Facebook Removes Nativist Georgian March Linked Network

Social media platform Facebook announced on April 6 that it removed 23 Facebook accounts, 24 Pages, 12 Groups, and 11 Instagram accounts connected to the ultranationalist Georgian March party and its youth wing, for coordinated inauthentic behavior. It said the network targeted Georgia’s domestic audiences.

Facebook also said they found the network after reviewing public reporting on this activity by researchers at the Digital Forensic Research Lab (DFRLab) at the Atlantic Council.

DFRLab also released a new study today, according to which around 119,000 accounts followed one or more of the 24 removed pages. It also noted that removed 12 Facebook groups had a combined membership of around 10,500 accounts, with engagement with their posts being low or in many cases, close to zero.

DFRLab’s study further noted that nine of the 23 removed Facebook accounts had stolen profile pictures from elsewhere on the internet and “were likely inauthentic.” It added that some of the removed accounts that promoted Georgian March, at the same time shared content from PosTV, a pro-government media outlet.

The Georgian March Background

The Georgian March movement, uniting various ultranationalist groups, was established in 2017. In July 2017, around 2000 protesters held the “March of the Georgians” in Downtown Tbilisi, demanding the deportation of illegal immigrants, toughening the immigration law, imposing restrictions on granting residence permits to foreigners and banning foreign funding to civil society organizations.

The nativist outfit became a political party in July, prior to October 31, 2020, parliamentary elections. The party garnered 4,753 votes, amounting to 0.25% of valid votes cast.

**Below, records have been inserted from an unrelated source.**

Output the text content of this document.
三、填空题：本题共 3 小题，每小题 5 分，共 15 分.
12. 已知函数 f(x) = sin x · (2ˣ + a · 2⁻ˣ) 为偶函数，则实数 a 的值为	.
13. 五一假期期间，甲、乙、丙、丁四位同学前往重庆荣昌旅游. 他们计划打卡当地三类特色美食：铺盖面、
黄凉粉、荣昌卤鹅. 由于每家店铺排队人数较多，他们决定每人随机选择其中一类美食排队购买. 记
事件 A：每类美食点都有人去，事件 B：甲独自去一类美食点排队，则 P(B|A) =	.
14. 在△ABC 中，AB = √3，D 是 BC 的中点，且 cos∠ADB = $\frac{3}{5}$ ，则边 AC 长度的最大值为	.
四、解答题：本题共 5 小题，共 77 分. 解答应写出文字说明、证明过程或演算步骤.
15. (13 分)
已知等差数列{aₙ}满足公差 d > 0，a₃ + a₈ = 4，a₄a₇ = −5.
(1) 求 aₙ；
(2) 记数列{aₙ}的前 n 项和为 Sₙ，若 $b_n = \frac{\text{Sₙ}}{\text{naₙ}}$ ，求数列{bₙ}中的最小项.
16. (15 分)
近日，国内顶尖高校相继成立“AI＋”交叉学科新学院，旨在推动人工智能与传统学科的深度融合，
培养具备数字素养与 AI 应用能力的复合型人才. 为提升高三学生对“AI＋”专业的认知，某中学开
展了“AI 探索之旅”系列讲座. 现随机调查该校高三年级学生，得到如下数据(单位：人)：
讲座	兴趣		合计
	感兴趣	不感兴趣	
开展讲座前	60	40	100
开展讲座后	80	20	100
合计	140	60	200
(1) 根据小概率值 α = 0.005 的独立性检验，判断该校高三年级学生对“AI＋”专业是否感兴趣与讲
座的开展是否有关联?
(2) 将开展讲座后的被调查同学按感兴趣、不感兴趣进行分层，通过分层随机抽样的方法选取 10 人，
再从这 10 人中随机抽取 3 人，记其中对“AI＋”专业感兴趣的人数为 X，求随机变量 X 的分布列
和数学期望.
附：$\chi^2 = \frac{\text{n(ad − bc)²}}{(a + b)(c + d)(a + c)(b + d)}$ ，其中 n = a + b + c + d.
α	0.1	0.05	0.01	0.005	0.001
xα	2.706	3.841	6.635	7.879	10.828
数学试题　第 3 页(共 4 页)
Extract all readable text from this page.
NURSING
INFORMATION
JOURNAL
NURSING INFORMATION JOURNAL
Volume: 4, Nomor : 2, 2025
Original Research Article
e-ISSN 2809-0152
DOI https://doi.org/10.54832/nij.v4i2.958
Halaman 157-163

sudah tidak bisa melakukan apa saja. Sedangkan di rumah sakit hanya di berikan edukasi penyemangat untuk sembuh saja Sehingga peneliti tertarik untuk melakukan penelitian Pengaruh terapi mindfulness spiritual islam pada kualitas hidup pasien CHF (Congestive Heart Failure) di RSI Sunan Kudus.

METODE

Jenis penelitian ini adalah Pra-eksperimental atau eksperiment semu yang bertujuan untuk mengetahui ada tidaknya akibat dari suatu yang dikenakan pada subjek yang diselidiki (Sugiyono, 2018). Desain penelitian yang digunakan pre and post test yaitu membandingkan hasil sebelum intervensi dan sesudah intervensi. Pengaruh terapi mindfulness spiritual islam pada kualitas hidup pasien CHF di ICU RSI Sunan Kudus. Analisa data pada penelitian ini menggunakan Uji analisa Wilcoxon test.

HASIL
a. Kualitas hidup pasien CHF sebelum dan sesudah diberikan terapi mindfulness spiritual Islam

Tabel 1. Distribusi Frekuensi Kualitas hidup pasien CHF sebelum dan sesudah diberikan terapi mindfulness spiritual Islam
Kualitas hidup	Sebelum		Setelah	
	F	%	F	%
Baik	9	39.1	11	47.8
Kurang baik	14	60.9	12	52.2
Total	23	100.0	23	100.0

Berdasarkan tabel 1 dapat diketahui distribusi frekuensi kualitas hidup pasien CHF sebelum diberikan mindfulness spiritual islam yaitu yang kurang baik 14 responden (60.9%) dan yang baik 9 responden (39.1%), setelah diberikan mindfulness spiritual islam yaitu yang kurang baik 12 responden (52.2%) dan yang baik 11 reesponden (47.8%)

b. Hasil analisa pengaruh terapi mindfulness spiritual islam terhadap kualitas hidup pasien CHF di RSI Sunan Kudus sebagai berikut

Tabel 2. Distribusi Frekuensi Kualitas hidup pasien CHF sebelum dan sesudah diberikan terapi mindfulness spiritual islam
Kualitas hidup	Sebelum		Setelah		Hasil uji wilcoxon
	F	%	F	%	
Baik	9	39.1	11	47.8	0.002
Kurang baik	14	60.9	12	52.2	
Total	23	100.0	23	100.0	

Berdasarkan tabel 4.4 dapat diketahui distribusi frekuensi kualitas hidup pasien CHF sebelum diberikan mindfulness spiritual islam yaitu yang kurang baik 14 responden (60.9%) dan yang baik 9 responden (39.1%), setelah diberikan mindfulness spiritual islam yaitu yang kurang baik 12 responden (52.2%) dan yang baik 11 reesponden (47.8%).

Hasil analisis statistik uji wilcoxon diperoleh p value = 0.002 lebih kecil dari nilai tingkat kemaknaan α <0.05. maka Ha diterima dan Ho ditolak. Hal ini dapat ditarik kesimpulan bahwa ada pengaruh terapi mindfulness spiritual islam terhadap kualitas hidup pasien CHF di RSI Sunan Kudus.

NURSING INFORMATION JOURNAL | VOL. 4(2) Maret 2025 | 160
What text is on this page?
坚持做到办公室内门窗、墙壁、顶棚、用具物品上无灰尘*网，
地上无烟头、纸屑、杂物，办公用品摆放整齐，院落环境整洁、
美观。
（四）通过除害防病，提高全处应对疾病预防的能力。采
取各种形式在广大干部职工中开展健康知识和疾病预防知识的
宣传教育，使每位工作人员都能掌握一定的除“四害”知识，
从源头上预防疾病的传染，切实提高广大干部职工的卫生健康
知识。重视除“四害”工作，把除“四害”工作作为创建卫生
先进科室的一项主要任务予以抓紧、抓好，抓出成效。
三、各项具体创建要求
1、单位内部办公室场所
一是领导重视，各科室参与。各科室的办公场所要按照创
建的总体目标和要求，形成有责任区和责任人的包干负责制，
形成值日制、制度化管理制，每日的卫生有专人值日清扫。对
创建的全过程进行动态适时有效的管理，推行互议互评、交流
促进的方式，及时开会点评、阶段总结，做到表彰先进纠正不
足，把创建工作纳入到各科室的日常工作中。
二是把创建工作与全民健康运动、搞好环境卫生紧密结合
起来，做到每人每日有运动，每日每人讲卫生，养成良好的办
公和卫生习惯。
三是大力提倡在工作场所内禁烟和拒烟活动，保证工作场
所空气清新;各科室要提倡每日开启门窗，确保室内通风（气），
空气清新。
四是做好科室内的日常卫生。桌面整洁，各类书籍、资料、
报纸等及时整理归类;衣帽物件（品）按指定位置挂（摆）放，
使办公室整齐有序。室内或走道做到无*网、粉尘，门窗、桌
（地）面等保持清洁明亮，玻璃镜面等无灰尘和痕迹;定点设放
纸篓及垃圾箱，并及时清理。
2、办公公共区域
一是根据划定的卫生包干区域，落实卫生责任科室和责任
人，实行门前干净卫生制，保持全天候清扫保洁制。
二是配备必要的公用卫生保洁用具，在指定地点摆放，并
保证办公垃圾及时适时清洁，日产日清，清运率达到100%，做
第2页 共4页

Sandro Bregadze, the party chairperson and founder, earlier served as Deputy Minister for Diaspora Issues under the Georgian Dream administration in 2014-2016. Prior to that, Bregadze served as Deputy Minister of Internally Displaced Persons from the Occupied Territories.

The Georgian March also appeared in the report released by the Estonian Foreign Intelligence Service (EFIS) in February. According to the document, several leaders of the Georgian March had ties to Russia and amplify the Kremlin’s “influence activities.”